"Pomóżmy razem"

Autor:


Organizatorzy programu "Pomóżmy razem" odbyli kolejną wizytę w szpitalu w ramach propagowania dogoterapii jako ważnej i skutecznej formy rehabilitacji dzieci i osób starszych. Tym razem Szpital Akademii Medycznej w Gdańsku otworzył swoje dziecięce oddziały dla czworonożnych terapeutów, dając tym samym znak lokalnym organizacjom zajmującym się dogoterapią, że jest otwarty na nowe formy leczenia.

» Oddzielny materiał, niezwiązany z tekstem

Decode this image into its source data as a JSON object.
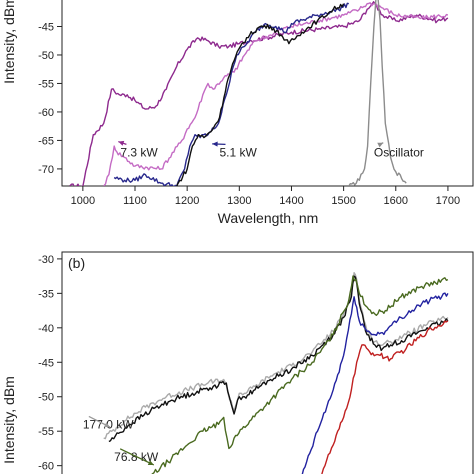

Dogoterapia to naturalna forma rehabilitacji, w której odpowiednio przeszkolony pies wspomaga terapeutę  w wieloprofilowym usprawnianiu dzieci i dorosłych, a także pomaga osobom starszym czy zagubionym w zachowaniu lub wręcz nawiązaniu kontaktów ze światem zewnętrznym. Dogoterapia w Polsce została zapoczątkowana przez Marię Czerwińską z Fundacji CZE-NE-KA w 1987. W dogoterapii wykorzystywane są takie rasy jak np. labrador, które charakteryzują się cierpliwością i przyjaznym usposobieniem. Cechy te pomagają w nawiązaniu łatwego kontaktu z osobą chorą, dzięki któremu następuje pobudzenie zmysłów rehabilitowanego (wzroku, słuchu, dotyku, pozytywnych emocji) oraz polepsza się jego sprawność fizyczna.  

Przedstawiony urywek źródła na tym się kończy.